Another concern of gifting assets to your child is that income generated may be subject to the “kiddie tax.” If the child is under age 18 and has unearned income above a threshold of $1,700 (2007), that income will be taxed at the parent’s rate, not the child’s. In addition, the money in the account may count against the child when seeking financial aid for college. And if you’re concerned about your own estate taxes, then you should avoid naming yourself as the custodian. If you die before the account terminates, the account will be included in your estate for tax purposes.

So what are the advantages of custodial accounts? For starters, although there are no contribution limits to a custodial account, anyone can transfer up to $12,000 without federal gift-tax consequences and you can transfer cash and/or securities into their account. For some, this is a great estate-planning tool. Transferring a highly appreciated stock avoids a tax consequence for you especially if the custodial account will likely pay a much lower rate of tax when the security is sold. Remember though, that YOUR cost basis of a gifted security carries over to the child and will be used to determine the amount of gain for tax purposes.

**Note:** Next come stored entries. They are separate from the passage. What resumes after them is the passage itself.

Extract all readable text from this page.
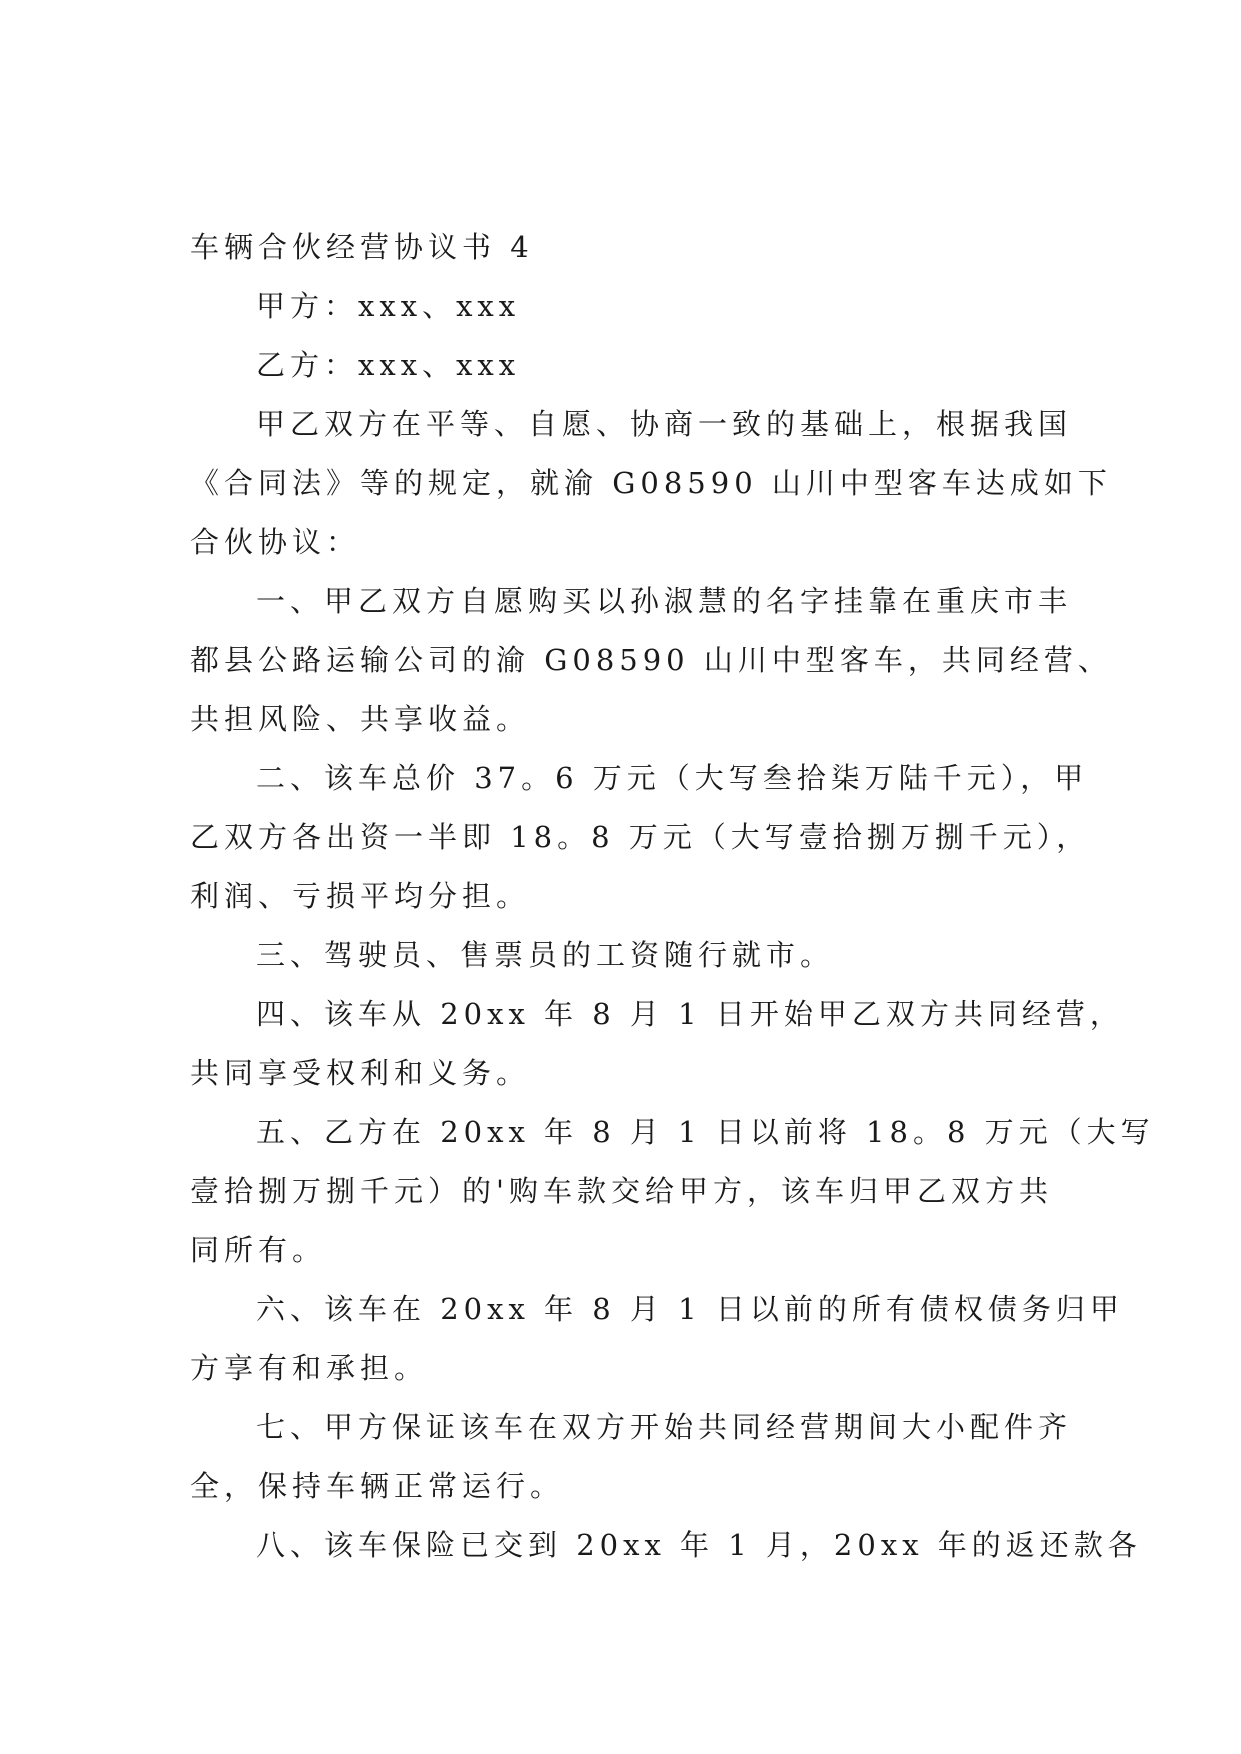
车辆合伙经营协议书 4

甲方：xxx、xxx

乙方：xxx、xxx

甲乙双方在平等、自愿、协商一致的基础上，根据我国

《合同法》等的规定，就渝 G08590 山川中型客车达成如下

合伙协议：

一、甲乙双方自愿购买以孙淑慧的名字挂靠在重庆市丰

都县公路运输公司的渝 G08590 山川中型客车，共同经营、

共担风险、共享收益。

二、该车总价 37。6 万元（大写叁拾柒万陆千元），甲

乙双方各出资一半即 18。8 万元（大写壹拾捌万捌千元），

利润、亏损平均分担。

三、驾驶员、售票员的工资随行就市。

四、该车从 20xx 年 8 月 1 日开始甲乙双方共同经营，

共同享受权利和义务。

五、乙方在 20xx 年 8 月 1 日以前将 18。8 万元（大写

壹拾捌万捌千元）的'购车款交给甲方，该车归甲乙双方共

同所有。

六、该车在 20xx 年 8 月 1 日以前的所有债权债务归甲

方享有和承担。

七、甲方保证该车在双方开始共同经营期间大小配件齐

全，保持车辆正常运行。

八、该车保险已交到 20xx 年 1 月，20xx 年的返还款各
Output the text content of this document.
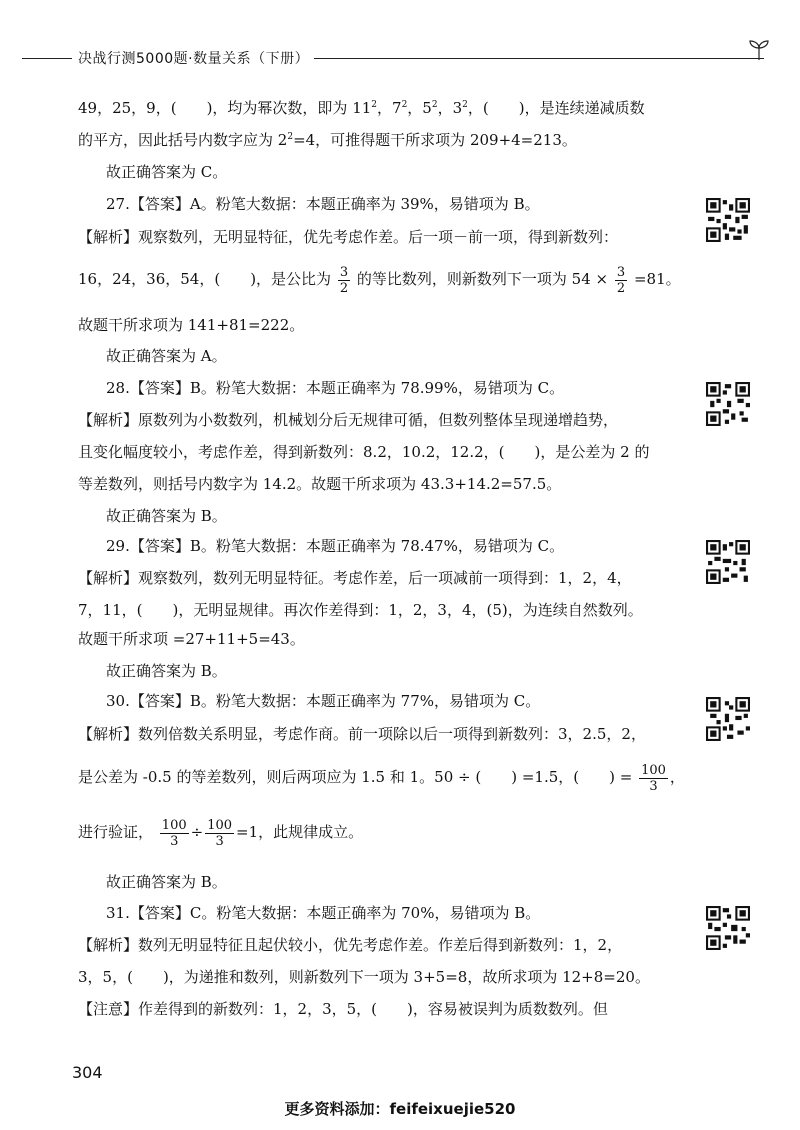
决战行测5000题·数量关系（下册）
49，25，9，(　　)，均为幂次数，即为 $11^2$，$7^2$，$5^2$，$3^2$，(　　)，是连续递减质数
的平方，因此括号内数字应为 $2^2=4$，可推得题干所求项为 209+4=213。
故正确答案为 C。
27.【答案】A。粉笔大数据：本题正确率为 39%，易错项为 B。
【解析】观察数列，无明显特征，优先考虑作差。后一项－前一项，得到新数列：
16，24，36，54，(　　)，是公比为 $\frac{3}{2}$ 的等比数列，则新数列下一项为 $54 \times \frac{3}{2} =81$。
故题干所求项为 141+81=222。
故正确答案为 A。
28.【答案】B。粉笔大数据：本题正确率为 78.99%，易错项为 C。
【解析】原数列为小数数列，机械划分后无规律可循，但数列整体呈现递增趋势，
且变化幅度较小，考虑作差，得到新数列：8.2，10.2，12.2，(　　)，是公差为 2 的
等差数列，则括号内数字为 14.2。故题干所求项为 43.3+14.2=57.5。
故正确答案为 B。
29.【答案】B。粉笔大数据：本题正确率为 78.47%，易错项为 C。
【解析】观察数列，数列无明显特征。考虑作差，后一项减前一项得到：1，2，4，
7，11，(　　)，无明显规律。再次作差得到：1，2，3，4，(5)，为连续自然数列。
故题干所求项 =27+11+5=43。
故正确答案为 B。
30.【答案】B。粉笔大数据：本题正确率为 77%，易错项为 C。
【解析】数列倍数关系明显，考虑作商。前一项除以后一项得到新数列：3，2.5，2，
是公差为 -0.5 的等差数列，则后两项应为 1.5 和 1。50 ÷ (　　) =1.5，(　　) = $\frac{100}{3}$ ，
进行验证， $\frac{100}{3} \div \frac{100}{3} =1$，此规律成立。
故正确答案为 B。
31.【答案】C。粉笔大数据：本题正确率为 70%，易错项为 B。
【解析】数列无明显特征且起伏较小，优先考虑作差。作差后得到新数列：1，2，
3，5，(　　)，为递推和数列，则新数列下一项为 3+5=8，故所求项为 12+8=20。
【注意】作差得到的新数列：1，2，3，5，(　　)，容易被误判为质数数列。但
304
更多资料添加：feifeixuejie520
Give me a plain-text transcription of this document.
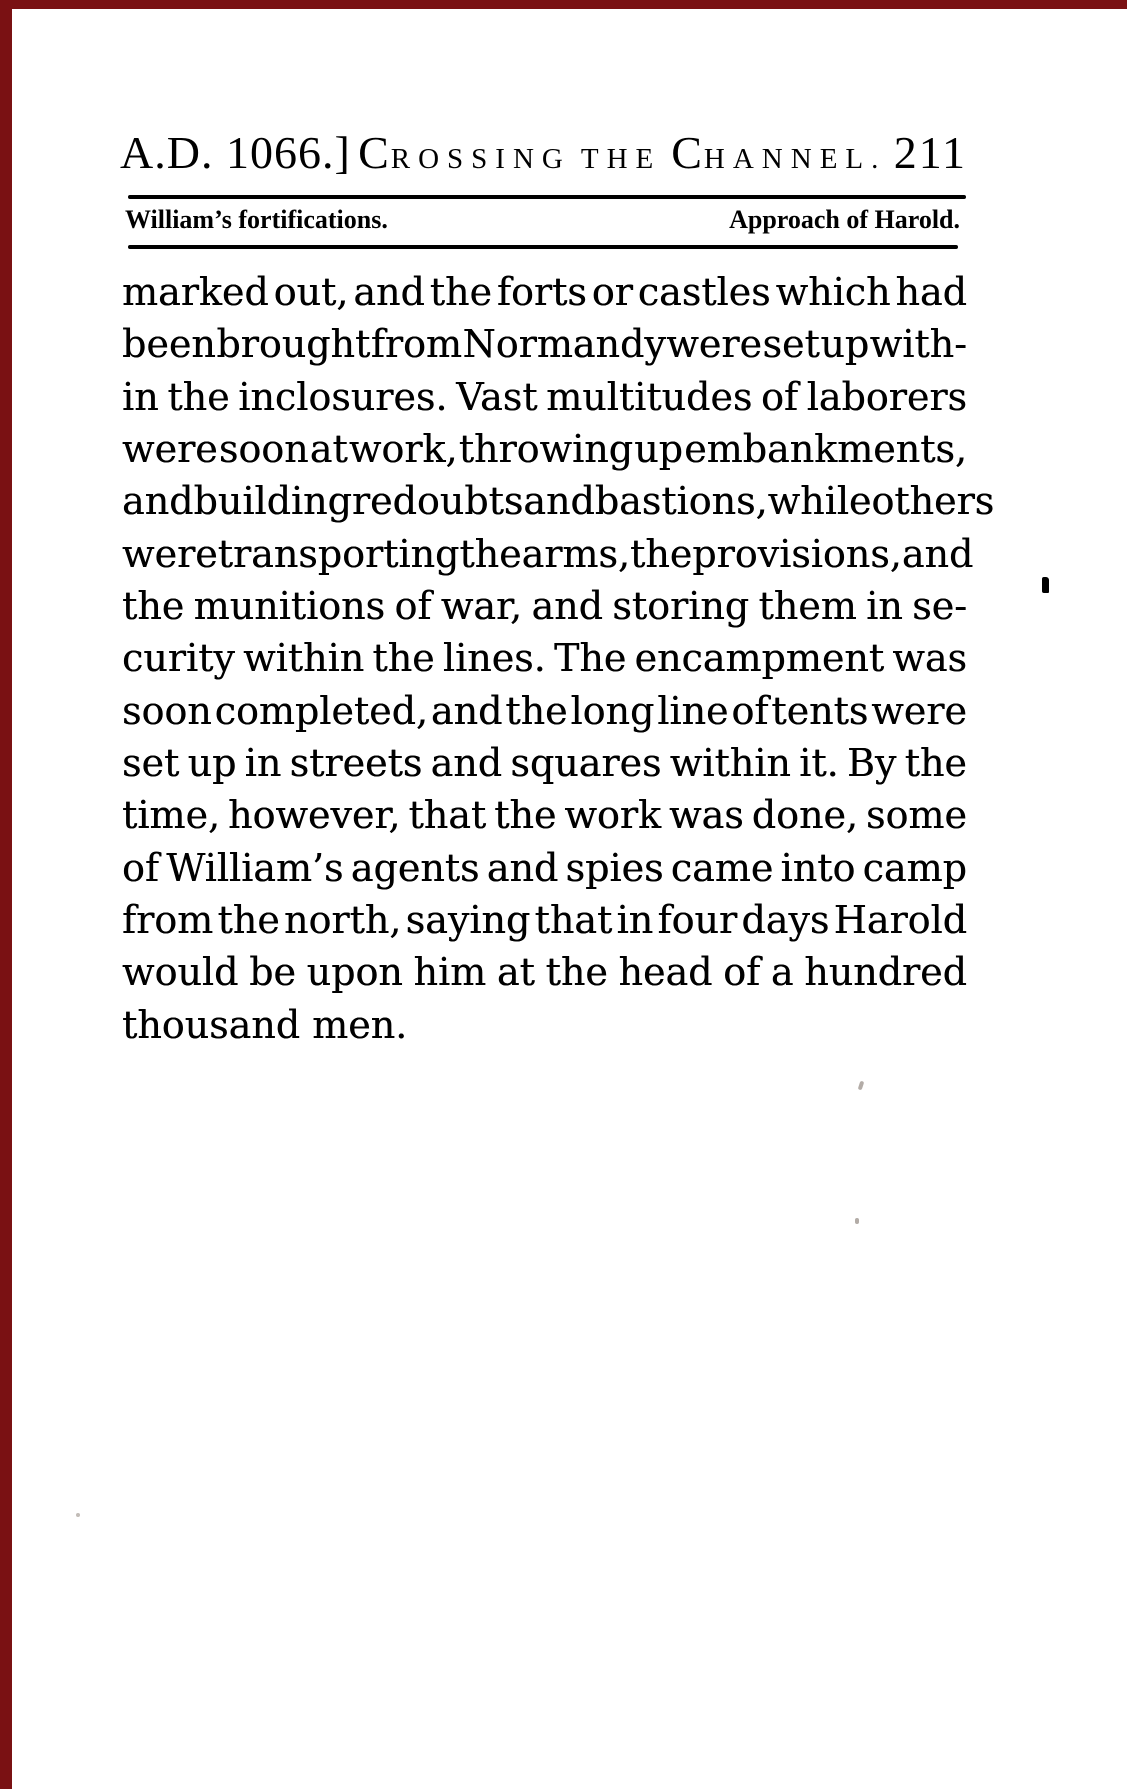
A.D. 1066.] C ROSSING THE C HANNEL. 211
William’s fortifications.	Approach of Harold.
marked out, and the forts or castles which had
been brought from Normandy were set up with-
in the inclosures. Vast multitudes of laborers
were soon at work, throwing up embankments,
and building redoubts and bastions, while others
were transporting the arms, the provisions, and
the munitions of war, and storing them in se-
curity within the lines. The encampment was
soon completed, and the long line of tents were
set up in streets and squares within it. By the
time, however, that the work was done, some
of William’s agents and spies came into camp
from the north, saying that in four days Harold
would be upon him at the head of a hundred
thousand men.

Other benefits of the UGMA or UTMA are that you as custodian have control of the assets as long as the child’s a minor. And withdrawals are not restricted to higher-education uses either. Unlike some other options, you can use the money as needed as long as it benefits the child.

Before establishing a custodial account, you should determine if other options may be more appropriate. You may find it would be better to invest in a Coverdell ESA, a 529 plan or a trust. It’s also possible a traditional IRA or Roth IRA may be more appropriate. As always, consult with your tax and financial advisers to see what’s most appropriate for your situation.